Yesterday, over 85 million Nigerians woke up to vote their next president. The battle is between the candidate of the ruling All Progressives Congress (APC) Muhammadu Buhari and the candidate of the main opposition party, the Peoples Democratic Party (PDP) Alhaji Atiku Abubakar.
The 2019 general election in Nigeria has come with a new dimension and a new slogan in Jigawa state “Wake da Shinkafa” (rice and Beans) as voters across the state have prepared to vote candidates based on their quality, not on the basis of political affiliation.
The presidential contest is widely seen as a tight race between President Buhari and Abubakar, a former vice president who vows to “get Nigeria working again.”
Despite the recent culture of elections, Nigeria has had their fair share of coups to overthrow different leaders, some bloodless while others quite violent. From the likes of; General Ironsi, Abacha, Yakubu Gowon and Murtala Muhammed.
However, the main focus here will be Gowon, who has direct relationships to Uganda, capital Kampala.
Gowon overthrown in Kampala
On Tuesday July 29, 1975 there was pandemonium during the Organisation of African Unit (OAU/AU) summit in Kampala when delegates and heads of state heard that one of their own, Nigeria’s Gen Yakubu Gowon had been overthrown.
Gowon who was listening in through a translator while Ugandan President and sitting chairman of the OAU Idi Amin Dada spoke, was handed a note by one of his assistants, communicating trouble back home.
In black suit and holding a note book, the assistant mumbled a few things to Gowon and dismissed himself.
Gowon sat next to the Rwanda delegation and for some time after getting the message, remained inscrutable, he stayed glued to his seat for a number of minutes and lowered his headsets, gazed directly in front of him of course lost in thought, before standing up randomly and bursting out of the conference room.
Holding his agbada behind him, Gowon paced up the stairs to a consultation room within the facility where the conference was happening. With his delegation in tow, they closed the room to swarming journalists and reporters and stayed in there consulting on the next move for the next 20 minutes or so.
After, the group flung the door open and Gowon walked out, telling the journalists who were already waiting; “I have seen the various reports, but look, I have no comments to make in this state,” as he waved away further questions.
One specific journalist asked Gowon if he was going to continue attending the summit and in which capacity, but there was no answer.
Gowon walked down to Idi Amin Dada and spoke with him briefly, expressing that he would sit in the meeting for a few more minutes.
The General who had been in power since 1966 walked back to his seat while shouting; “Nothing to worry about, nothing to worry about.”
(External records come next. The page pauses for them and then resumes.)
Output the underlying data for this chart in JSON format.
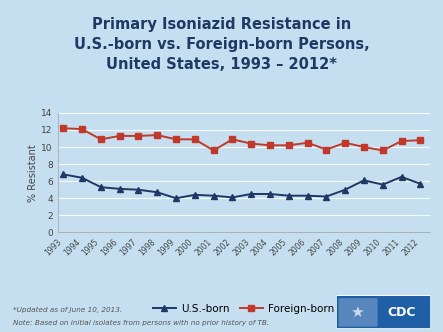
{
  "title": "Primary Isoniazid Resistance in\nU.S.-born vs. Foreign-born Persons,\nUnited States, 1993 – 2012*",
  "years": [
    1993,
    1994,
    1995,
    1996,
    1997,
    1998,
    1999,
    2000,
    2001,
    2002,
    2003,
    2004,
    2005,
    2006,
    2007,
    2008,
    2009,
    2010,
    2011,
    2012
  ],
  "us_born": [
    6.8,
    6.4,
    5.3,
    5.1,
    5.0,
    4.7,
    4.0,
    4.4,
    4.3,
    4.1,
    4.5,
    4.5,
    4.3,
    4.3,
    4.2,
    5.0,
    6.1,
    5.6,
    6.5,
    5.7
  ],
  "foreign_born": [
    12.2,
    12.1,
    10.9,
    11.3,
    11.3,
    11.4,
    10.9,
    10.9,
    9.6,
    10.9,
    10.4,
    10.2,
    10.2,
    10.5,
    9.7,
    10.5,
    10.0,
    9.6,
    10.7,
    10.8
  ],
  "us_born_color": "#1F3864",
  "foreign_born_color": "#C0392B",
  "ylabel": "% Resistant",
  "ylim": [
    0,
    14
  ],
  "yticks": [
    0,
    2,
    4,
    6,
    8,
    10,
    12,
    14
  ],
  "bg_color": "#C5DFF0",
  "footnote1": "*Updated as of June 10, 2013.",
  "footnote2": "Note: Based on initial isolates from persons with no prior history of TB.",
  "legend_us": "U.S.-born",
  "legend_foreign": "Foreign-born",
  "title_color": "#1F3864",
  "title_fontsize": 10.5,
  "cdc_blue": "#1F5FA6"
}
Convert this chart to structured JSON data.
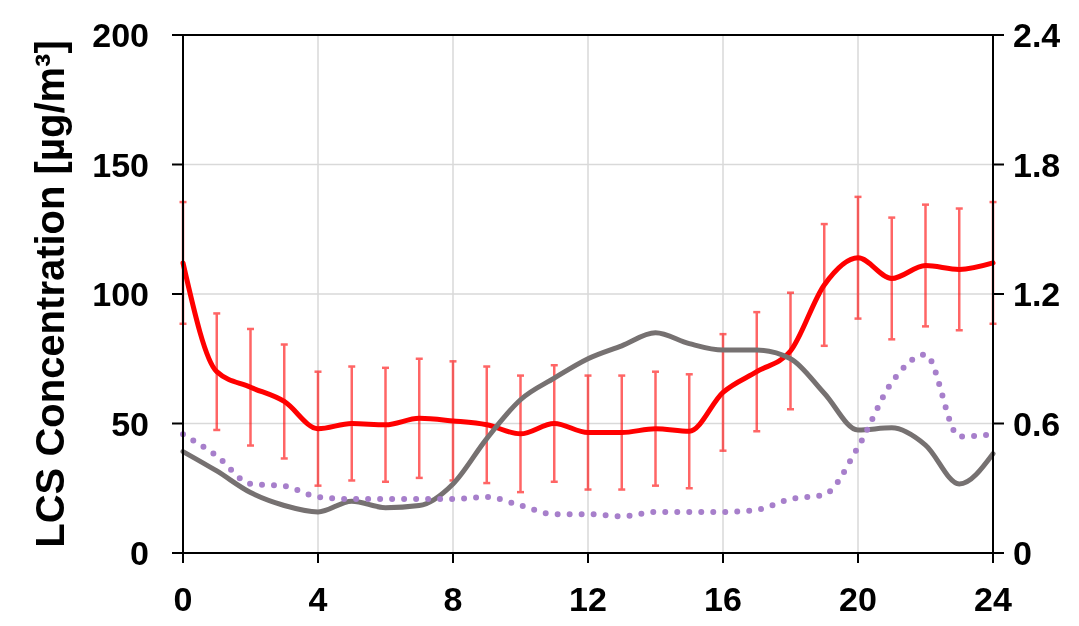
{
  "chart_data": {
    "type": "line",
    "ylabel": "LCS Concentration [µg/m³]",
    "x": [
      0,
      1,
      2,
      3,
      4,
      5,
      6,
      7,
      8,
      9,
      10,
      11,
      12,
      13,
      14,
      15,
      16,
      17,
      18,
      19,
      20,
      21,
      22,
      23,
      24
    ],
    "xlim": [
      0,
      24
    ],
    "xticks": [
      0,
      4,
      8,
      12,
      16,
      20,
      24
    ],
    "ylim": [
      0,
      200
    ],
    "yticks": [
      0,
      50,
      100,
      150,
      200
    ],
    "y2lim": [
      0,
      2.4
    ],
    "y2ticks": [
      0,
      0.6,
      1.2,
      1.8,
      2.4
    ],
    "grid": true,
    "line_style": "solid",
    "series": [
      {
        "color": "#ff0000",
        "values": [
          112,
          70,
          64,
          58.5,
          48,
          50,
          49.5,
          52,
          51,
          49.5,
          46,
          50,
          46.5,
          46.5,
          48,
          47,
          62,
          70,
          78,
          103.5,
          114,
          106,
          111,
          109.5,
          112
        ],
        "errors": [
          23.5,
          22.5,
          22.5,
          22,
          22,
          22,
          22,
          23,
          23,
          22.5,
          22.5,
          22.5,
          22,
          22,
          22,
          22,
          22.5,
          23,
          22.5,
          23.5,
          23.5,
          23.5,
          23.5,
          23.5,
          23.5
        ]
      },
      {
        "color": "#767171",
        "axis": "y2",
        "values": [
          0.47,
          0.38,
          0.28,
          0.22,
          0.19,
          0.24,
          0.21,
          0.22,
          0.32,
          0.53,
          0.71,
          0.81,
          0.9,
          0.96,
          1.02,
          0.97,
          0.94,
          0.94,
          0.9,
          0.74,
          0.57,
          0.58,
          0.5,
          0.32,
          0.46
        ]
      },
      {
        "color": "#a77fcb",
        "axis": "y2",
        "line_style": "dotted",
        "values": [
          0.55,
          0.45,
          0.32,
          0.31,
          0.26,
          0.25,
          0.25,
          0.25,
          0.25,
          0.26,
          0.22,
          0.18,
          0.18,
          0.17,
          0.19,
          0.19,
          0.19,
          0.2,
          0.25,
          0.27,
          0.49,
          0.79,
          0.92,
          0.54,
          0.55
        ]
      }
    ]
  }
}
However, everything was already done, the meeting could not proceed as every head of state expressed concern and one by one approached Gowon to catch more of the gossip or the news.
Gowon stayed in the city for a little more time, trying to establish if there was any support back home, but it was clear that one of his closest friends, Col. Namvan Garba, commander of the Elite, Guards Brigade, which had usually protected the chief of state in his Lagos headquarters had engineered his overthrow.
Gowon had suspected something of the sort, and moved is family to London just before he left Lagos for Uganda. What was next for him was to fly out and join his family in Britain from Entebbe. Unfortunately for Gowon, he had no money on him.
The ill prepared Gowon had to gather his delegation who contributed money for his upkeep. We cannot confirm any token received from then Ugandan president Idi Amin Dada.
However, while at an event in Nigeria last year, Gowon personally confirmed that by the time of his overthrow, he had just his salaries on him and required contributions from his staff to have “something to live on’.
Gowon bragged that many Presidents after him learnt following his experience to ‘prepare for their future’ by picking money from the treasury.
He said the condition he found himself after his ouster from office in 1975 might have changed the attitude of Nigerian leaders to corruption by deciding to “prepare for the future”, added that he and his officers did not indulge in corruption.
“Everything we had in the country belonged to the nation, belonged to the people and we must not touch anything. We made sure nothing like that (graft) happened, especially in the civil service.”
However, for Gowon, that is not even his biggest regret, but the fact that he did not make Jos city the capital city ahead of Lagos.
“I had powers to make Jos, and not Abuja, the capital of Nigeria but refused to do so because I was not prepared to be clouded by sentiments and selfishness”, he said.
Why he was overthrown
Gowon was overthrown by a combined government of Muritala Mohammed and Olusegun Obasanjo (President and Vice President respectively).
However, Muritala would later be assassinated like a ‘chicken’ when soldiers ambushed him in his car and sprayed him bullets in a failed coup attempt that led to Obasanjo taking over.
In one of the interviews later, Obasanjo claimed that the overthrow of Gowon because: “After the war, General Gowon said that military will go by 1976 but later said that it will not be realistic again.”
During Gowon’s overthrow, Col. Namvan Garba announced that Gowon was being overthrown because of the way’ things have been running in the country of recent’.